But the Japanese were the only ones who refused to join the westward stampede plunging the world daily deeper into barbarism. We in England had cause to congratulate ourselves on our unique position. The Channel might have been a thousand miles wide instead of twenty. The turmoil of the Continent and of Africa was but dimly reflected. There was still a skeletal vestige of trade, the dole kept the lazy from starvation, railways still functioned on greatly reduced schedules, and the wireless continued to operate from, "Good morning, everybody, this is London," to the last strains of God Save the Queen. Although I was constantly rasped by inactivity and by the slowness of the researchworkers to find a weapon against the Grass, I was happy to be able to wait out this terrible period in so ameliorative a spot.
True, our depots in the Arabian and Sahara deserts were unthreatened by either the Grass or the horde, but I should have found it uncomfortable indeed to have lived in either place. In Hampshire or London I felt myself the center of what was left of the world, ready to jump into action the moment the great discovery was finally made and the Grass began to recede.
Preblesham, my right hand, flew weekly to Africa and Asia Minor, weeding out those workers who threatened to become useless to us because of their reaction to the isolated and monotonous conditions at the depots; keeping the heavily armed guards about our closed continental properties alert and seeing our curtailed activities in Great Britain were judiciously profitable. This period of quiescence suited his talents perfectly, for it required of him little imagination, but great industry and force.

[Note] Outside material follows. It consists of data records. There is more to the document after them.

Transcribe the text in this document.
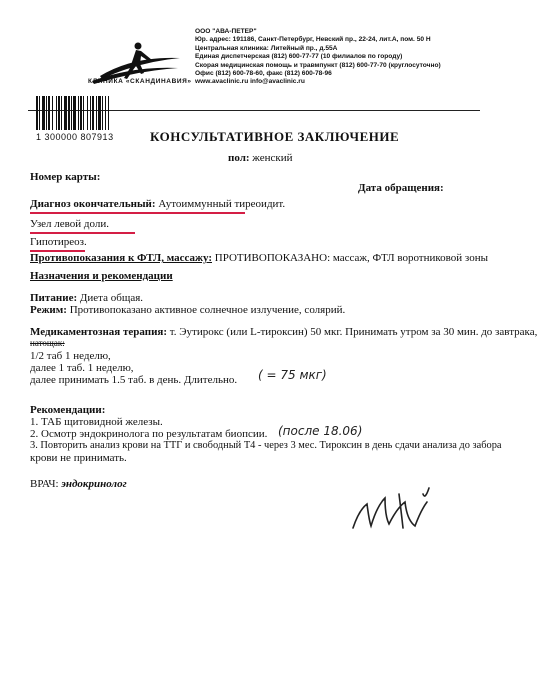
КЛИНИКА «СКАНДИНАВИЯ»
ООО "АВА-ПЕТЕР"
Юр. адрес: 191186, Санкт-Петербург, Невский пр., 22-24, лит.А, пом. 50 Н
Центральная клиника: Литейный пр., д.55А
Единая диспетчерская (812) 600-77-77 (10 филиалов по городу)
Скорая медицинская помощь и травмпункт (812) 600-77-70 (круглосуточно)
Офис (812) 600-78-60, факс (812) 600-78-96
www.avaclinic.ru info@avaclinic.ru
1 300000 807913	КОНСУЛЬТАТИВНОЕ ЗАКЛЮЧЕНИЕ
пол: женский
Номер карты:
Дата обращения:
Диагноз окончательный: Аутоиммунный тиреоидит.
Узел левой доли.
Гипотиреоз.
Противопоказания к ФТЛ, массажу: ПРОТИВОПОКАЗАНО: массаж, ФТЛ воротниковой зоны
Назначения и рекомендации
Питание: Диета общая.
Режим: Противопоказано активное солнечное излучение, солярий.
Медикаментозная терапия: т. Эутирокс (или L-тироксин) 50 мкг. Принимать утром за 30 мин. до завтрака,
натощак:
1/2 таб 1 неделю,
далее 1 таб. 1 неделю,
далее принимать 1.5 таб. в день. Длительно. ( = 75 мкг)
Рекомендации:
1. ТАБ щитовидной железы.
2. Осмотр эндокринолога по результатам биопсии. (после 18.06)
3. Повторить анализ крови на ТТГ и свободный Т4 - через 3 мес. Тироксин в день сдачи анализа до забора
крови не принимать.
ВРАЧ: эндокринолог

I had noticed for some time a slight air of preoccupation and constraint in his demeanor during his reports to me, but I put it down to his engrossment with our affairs and resolved to make him take an extended vacation as soon as he could be spared, never dreaming of disloyalty from him.
I was shocked, then, and deeply wounded when at the close of one of our conferences he announced, "Mr Weener, I'm leaving you."
I begged him to tell me what was wrong, what had caused him to come to this decision. I knew, I said, that he was overworked and offered him the badly needed vacation. He shook his head.
"It aint that. Overwork! I don't believe there is such a thing. At least Ive never suffered from it. No, Mr Weener, my trouble is something no amount of vacations can help, because I can't get away from a Voice."
"Voice, Tony?" Hallucinations were certainly a symptom of overwork. I began mentally recalling names of prominent psychiatrists.
"A Voice within," he repeated firmly. "I am a sinful man, a miserable backslider. Maybe Brother Paul was not treading a true path; I doubt if he was or I would not have been led aside from following him so easily; but when I was doing his work I was at least trying to do the will of God and not the will of another man no better—spiritually, you understand, Mr Weener, spiritually—than myself.
"But now His Voice has sought me out again and I must once more take up the cross. I feel a call to go on a mission to the poor heathens and urge on them submission to their Father's rod."